If that were the true secret sauce of the economic success in China, why had it not taken off before the 2000s? Like, they have been that "aligned" and "want the same thing" and "run by engineers" since the 50s, no?
It kind of did. GDP per capita grew at around 6% per year from 1952-1980. It was starting from such a low base that it was still pretty low in 1980, but it was much improved. And Mao was not an engineer.
> why had it not taken off before the 2000s?
This topic has been discussed on Chinese forums and social media for like 1 million times. The short answer is it did. To give you a prefect example - the J-10 fighter jet was first tested in 1998, it shot down multiple best EU made fighter jets last year.

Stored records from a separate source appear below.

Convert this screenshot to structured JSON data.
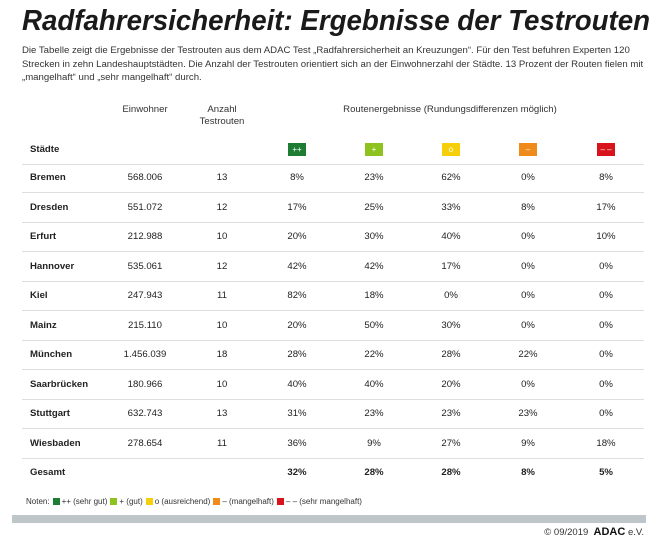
{
  "title": "Radfahrersicherheit: Ergebnisse der Testrouten",
  "intro": "Die Tabelle zeigt die Ergebnisse der Testrouten aus dem ADAC Test „Radfahrersicherheit an Kreuzungen“. Für den Test befuhren Experten 120 Strecken in zehn Landeshauptstädten. Die Anzahl der Testrouten orientiert sich an der Einwohnerzahl der Städte. 13 Prozent der Routen fielen mit „mangelhaft“ und „sehr mangelhaft“ durch.",
  "headers": {
    "einwohner": "Einwohner",
    "anzahl_1": "Anzahl",
    "anzahl_2": "Testrouten",
    "results": "Routenergebnisse (Rundungsdifferenzen möglich)",
    "staedte": "Städte"
  },
  "grades": [
    {
      "label": "++",
      "color": "#1e7d32"
    },
    {
      "label": "+",
      "color": "#8dc21f"
    },
    {
      "label": "o",
      "color": "#f5cf0a"
    },
    {
      "label": "–",
      "color": "#f08a1a"
    },
    {
      "label": "– –",
      "color": "#d8131b"
    }
  ],
  "rows": [
    [
      "Bremen",
      "568.006",
      "13",
      "8%",
      "23%",
      "62%",
      "0%",
      "8%"
    ],
    [
      "Dresden",
      "551.072",
      "12",
      "17%",
      "25%",
      "33%",
      "8%",
      "17%"
    ],
    [
      "Erfurt",
      "212.988",
      "10",
      "20%",
      "30%",
      "40%",
      "0%",
      "10%"
    ],
    [
      "Hannover",
      "535.061",
      "12",
      "42%",
      "42%",
      "17%",
      "0%",
      "0%"
    ],
    [
      "Kiel",
      "247.943",
      "11",
      "82%",
      "18%",
      "0%",
      "0%",
      "0%"
    ],
    [
      "Mainz",
      "215.110",
      "10",
      "20%",
      "50%",
      "30%",
      "0%",
      "0%"
    ],
    [
      "München",
      "1.456.039",
      "18",
      "28%",
      "22%",
      "28%",
      "22%",
      "0%"
    ],
    [
      "Saarbrücken",
      "180.966",
      "10",
      "40%",
      "40%",
      "20%",
      "0%",
      "0%"
    ],
    [
      "Stuttgart",
      "632.743",
      "13",
      "31%",
      "23%",
      "23%",
      "23%",
      "0%"
    ],
    [
      "Wiesbaden",
      "278.654",
      "11",
      "36%",
      "9%",
      "27%",
      "9%",
      "18%"
    ]
  ],
  "total": [
    "Gesamt",
    "",
    "",
    "32%",
    "28%",
    "28%",
    "8%",
    "5%"
  ],
  "legend": {
    "label": "Noten:",
    "items": [
      "++ (sehr gut)",
      "+ (gut)",
      "o (ausreichend)",
      "– (mangelhaft)",
      "– – (sehr mangelhaft)"
    ]
  },
  "footer": {
    "copyright": "© 09/2019",
    "brand": "ADAC",
    "suffix": "e.V."
  }
}
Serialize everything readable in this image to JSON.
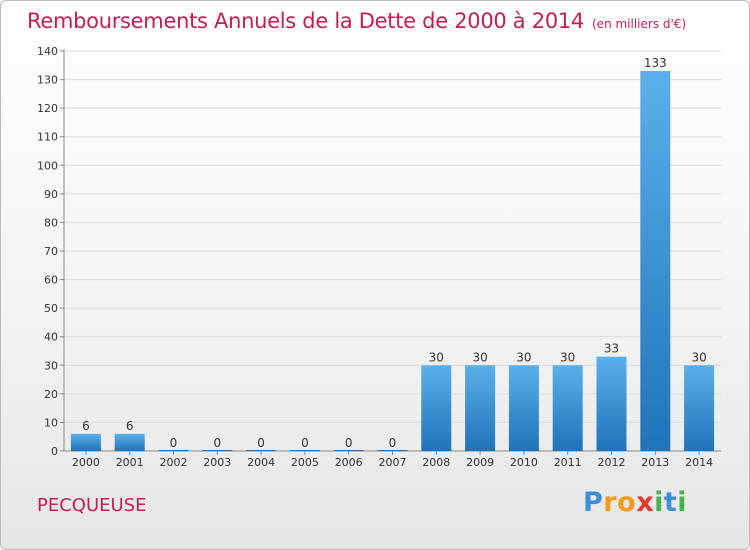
{
  "header": {
    "title": "Remboursements Annuels de la Dette de 2000 à 2014",
    "unit": "(en milliers d'€)"
  },
  "footer": {
    "commune": "PECQUEUSE",
    "logo_letters": [
      "P",
      "r",
      "o",
      "x",
      "i",
      "t",
      "i"
    ],
    "logo_colors": [
      "#3b8fd9",
      "#f29a1a",
      "#f29a1a",
      "#e23a2e",
      "#4caf50",
      "#3b8fd9",
      "#4caf50"
    ]
  },
  "colors": {
    "accent": "#c21d56",
    "bar_top": "#5bb0ea",
    "bar_bottom": "#2073b8"
  },
  "chart_data": {
    "type": "bar",
    "title": "Remboursements Annuels de la Dette de 2000 à 2014",
    "xlabel": "",
    "ylabel": "",
    "categories": [
      "2000",
      "2001",
      "2002",
      "2003",
      "2004",
      "2005",
      "2006",
      "2007",
      "2008",
      "2009",
      "2010",
      "2011",
      "2012",
      "2013",
      "2014"
    ],
    "values": [
      6,
      6,
      0,
      0,
      0,
      0,
      0,
      0,
      30,
      30,
      30,
      30,
      33,
      133,
      30
    ],
    "ylim": [
      0,
      140
    ],
    "yticks": [
      0,
      10,
      20,
      30,
      40,
      50,
      60,
      70,
      80,
      90,
      100,
      110,
      120,
      130,
      140
    ],
    "grid": true
  }
}
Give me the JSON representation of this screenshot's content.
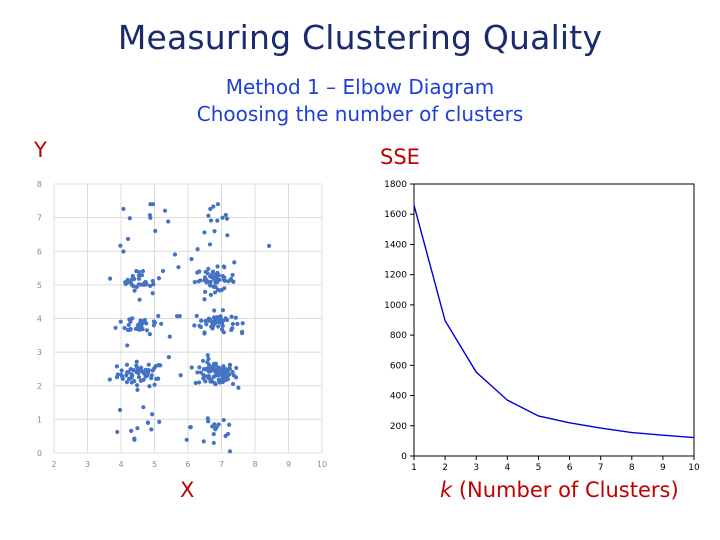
{
  "title": "Measuring Clustering Quality",
  "subtitles": [
    "Method 1 – Elbow Diagram",
    "Choosing the number of clusters"
  ],
  "colors": {
    "title": "#1a2a6e",
    "subtitle": "#1f3fd6",
    "label": "#c00000",
    "scatter_points": "#4472c4",
    "elbow_line": "#0000dd"
  },
  "chart_data": [
    {
      "type": "scatter",
      "title": "",
      "ylabel": "Y",
      "xlabel": "X",
      "xlim": [
        2,
        10
      ],
      "ylim": [
        0,
        8
      ],
      "xticks": [
        2,
        3,
        4,
        5,
        6,
        7,
        8,
        9,
        10
      ],
      "yticks": [
        0,
        1,
        2,
        3,
        4,
        5,
        6,
        7,
        8
      ],
      "grid": true,
      "clusters": [
        {
          "cx": 4.6,
          "cy": 2.35,
          "sx": 0.35,
          "sy": 0.18,
          "n": 55
        },
        {
          "cx": 6.8,
          "cy": 2.35,
          "sx": 0.3,
          "sy": 0.18,
          "n": 85
        },
        {
          "cx": 4.6,
          "cy": 3.85,
          "sx": 0.35,
          "sy": 0.15,
          "n": 32
        },
        {
          "cx": 6.8,
          "cy": 3.9,
          "sx": 0.3,
          "sy": 0.15,
          "n": 55
        },
        {
          "cx": 4.6,
          "cy": 5.15,
          "sx": 0.32,
          "sy": 0.15,
          "n": 30
        },
        {
          "cx": 6.8,
          "cy": 5.15,
          "sx": 0.3,
          "sy": 0.17,
          "n": 55
        },
        {
          "cx": 4.6,
          "cy": 6.8,
          "sx": 0.45,
          "sy": 0.35,
          "n": 10
        },
        {
          "cx": 6.8,
          "cy": 6.6,
          "sx": 0.35,
          "sy": 0.45,
          "n": 15
        },
        {
          "cx": 4.6,
          "cy": 0.9,
          "sx": 0.45,
          "sy": 0.45,
          "n": 12
        },
        {
          "cx": 6.8,
          "cy": 0.8,
          "sx": 0.35,
          "sy": 0.45,
          "n": 16
        },
        {
          "cx": 5.7,
          "cy": 3.2,
          "sx": 1.7,
          "sy": 1.9,
          "n": 25
        }
      ]
    },
    {
      "type": "line",
      "title": "",
      "ylabel": "SSE",
      "xlabel": "k (Number of Clusters)",
      "xlabel_italic": "k",
      "xlabel_rest": " (Number of Clusters)",
      "x": [
        1,
        2,
        3,
        4,
        5,
        6,
        7,
        8,
        9,
        10
      ],
      "y": [
        1660,
        895,
        555,
        370,
        265,
        220,
        185,
        155,
        138,
        122
      ],
      "xlim": [
        1,
        10
      ],
      "ylim": [
        0,
        1800
      ],
      "xticks": [
        1,
        2,
        3,
        4,
        5,
        6,
        7,
        8,
        9,
        10
      ],
      "yticks": [
        0,
        200,
        400,
        600,
        800,
        1000,
        1200,
        1400,
        1600,
        1800
      ],
      "grid": false
    }
  ]
}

They did. Developmental state for huge country = phases measured in generations. 1.4B can't get away with building a few industries like other tigers, JP/SKR/TW/SG who can capture a few highend and do fine per capita.
TLDR timeline
50s-70s was soviet engineers / knowledge transfer from post war wreckage. Built basic industry, 80s-10s was relentlessly building out every industrial chain for every sector except leading edge because lack talent. Talent pipeline was 90s-00s building out academic system, 2010s-20s was brrrting tertiary talent. Couldn't brrrt tertiary talent without teaching peasants literacy in 60s, and then having literate parents in 80s family planning (i.e. one child policy) which filtered generations of 1-2 kid households where surplus went towards education/tertiary. All the recent highend progress recently was result from that, step by step building on generational phase/timescale. PRC only passed US in total STEM a few years ago, now they on trend to talent inflection point 2x-3x STEM vs US in next 20 years. People mock one child policy, but it was exactly choreographed for this outcome, one of few cases of generational peasant to phd planning, though 50 year foresight to build up greatest high skill demographic dividend in human history, not 100 year foresight because cost is shit TFR in the next 50 years.